According to the official resolution of the Ukrainian government, salaries of all state employees, from the lowest ranks to the Prime-Minister, range from UAH 5,000 to UAH 38,000 (from US$200 to US$1500). However, few would work for such a salary on the position of a top-manager in government. Therefore, there is a system of additional bonuses defined by Prime-Minister each month. According to the words of Minister Borodianskyi, the real total monthly wages in the government reach UAH 100,000 (US$4000) but not more than that.

As compared to Europe’s and even to the Ukrainian private sector’s top wages, this is not a very high salary for a top manager. In Germany, ministers earn €15,140 a month, in France – €10,094. Ukrainian salary in government is close to the Polish – €3,505. However, in all European countries, there are specific laws that determine salaries in government and bound them to some indicators. For example, in Finland, the minister’s salary is equal to the salary received by the Deputy Speaker of Parliament, minus 5%. Salaries of Polish top officials depend directly on the minimum and average salaries in the country.

The absence of such direct indicators and the possibility to assign bonuses for ministers creates the feeling of injustice among average Ukrainians.

On the other hand, according to the research of the Analytical Center of the Ukrainian Catholic University, Ukrainians still share many soviet and post-Soviet economic myths, thinking that the government should directly regulate prices or raise salaries. Due to the emergence of oligarchs in the 1990s, the widespread perception is that those, who honestly work for the government can be only poor. If a top-official is rich than he or she had to steal something somewhere. This is the trauma Ukrainians have yet to overcome.

One more consequence of the post-Soviet trauma is that Ukrainians tend to underestimate their own income and status:

Average self-estimation of income and spending by Ukrainians in UAH per month. Red — spending. Blue — income. Income is almost two times lower than spending on average, especially among poor people. Source: Report of the Analytical Center of the Ukrainian Catholic University.

Ukrainian Post and Deutsche Ban are equally successful, but only according to salaries of their top-managers

Nonetheless, if the critique of normal salaries in the government emerges due to the post-Soviet mentality of some Ukrainians, the indignation by the income of top-managers of state companies is more than reasonable.

For example, the salary of Ihor Smilianskyi, the top-manager of a state company Ukrposhta (Ukrainian Post), according to the financial plan, is US$75,000 per month that is almost equal to the salary of the top-manager of Deutsche Ban — €75,000. That is one of the highest salaries among state-employed managers in the European Union. However, such a salary is absolutely inappropriate to Ukrainian Post — the company that was almost dead a few years ago and now renews and develops but slowly, far behind the leading in Ukraine private-owned Nova Poshta (New Post). Also for comparison, the total income of the US Postmaster Megan J. Brennan, together with pension and other benefits, was only US$55,000 per month.

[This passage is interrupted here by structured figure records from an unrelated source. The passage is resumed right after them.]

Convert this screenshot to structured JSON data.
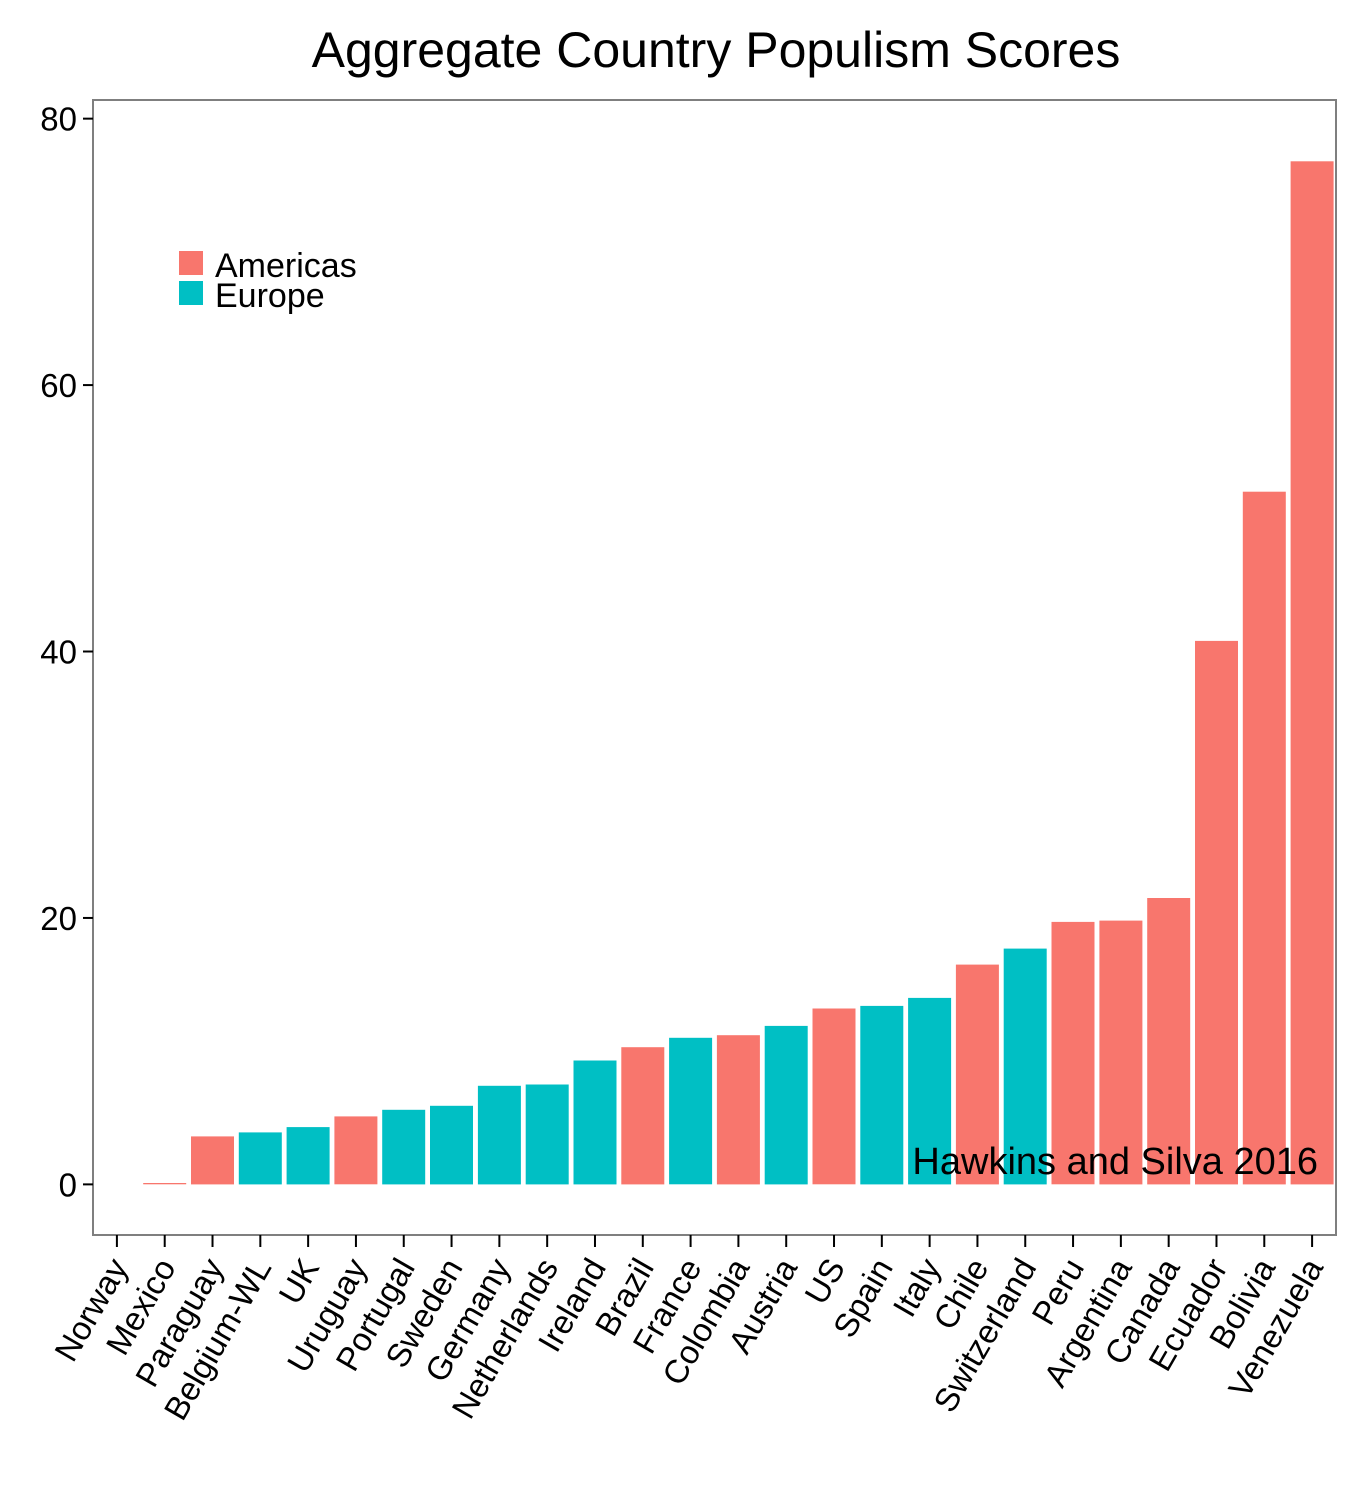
{
  "chart_data": {
    "type": "bar",
    "title": "Aggregate Country Populism Scores",
    "xlabel": "",
    "ylabel": "",
    "ylim": [
      -3.8,
      81.4
    ],
    "yticks": [
      0,
      20,
      40,
      60,
      80
    ],
    "grid": false,
    "legend_position": "top-left",
    "annotation": "Hawkins and Silva 2016",
    "legend": [
      {
        "name": "Americas",
        "color": "#F8766D"
      },
      {
        "name": "Europe",
        "color": "#00BFC4"
      }
    ],
    "categories": [
      "Norway",
      "Mexico",
      "Paraguay",
      "Belgium-WL",
      "UK",
      "Uruguay",
      "Portugal",
      "Sweden",
      "Germany",
      "Netherlands",
      "Ireland",
      "Brazil",
      "France",
      "Colombia",
      "Austria",
      "US",
      "Spain",
      "Italy",
      "Chile",
      "Switzerland",
      "Peru",
      "Argentina",
      "Canada",
      "Ecuador",
      "Bolivia",
      "Venezuela"
    ],
    "region": [
      "Europe",
      "Americas",
      "Americas",
      "Europe",
      "Europe",
      "Americas",
      "Europe",
      "Europe",
      "Europe",
      "Europe",
      "Europe",
      "Americas",
      "Europe",
      "Americas",
      "Europe",
      "Americas",
      "Europe",
      "Europe",
      "Americas",
      "Europe",
      "Americas",
      "Americas",
      "Americas",
      "Americas",
      "Americas",
      "Americas"
    ],
    "values": [
      0,
      0.1,
      3.6,
      3.9,
      4.3,
      5.1,
      5.6,
      5.9,
      7.4,
      7.5,
      9.3,
      10.3,
      11.0,
      11.2,
      11.9,
      13.2,
      13.4,
      14.0,
      16.5,
      17.7,
      19.7,
      19.8,
      21.5,
      40.8,
      52.0,
      76.8
    ]
  }
}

Another critical example was the premium of US$45,6 million in total paid to the top management of Naftogaz — Ukraine’s state-owned gas and oil company. Of this money, around half was paid to the Naftogaz CEO Andriy Koboliev.

Andriy Koboliev (right) and Yuriy Vitrenko (left), top managers of Naftogaz. Source: Ekonomichna Pravda

The bonus was bound to the positive decision of the Stockholm Arbitration against Russia on the total sum of US$4,5 billion. 1% of this sum was allocated as the premium for Naftogaz top-managers. One may say that this money was honestly earned by specific success.

However, on the other hand, the premium of US$45,6 million or UAH 700 million is 0,6% of the entire Ukrainian military budget. Such bonuses of some 150 managers could double the Ukrainian army. For the country at war, this issue is very sensitive.

Even though it is normal from the judicial point of view, not many Ukrainians can perceive as justified such a high income of one person hired by the state in the foreground of casualties in the front-line where soldiers still may have outdated equipment.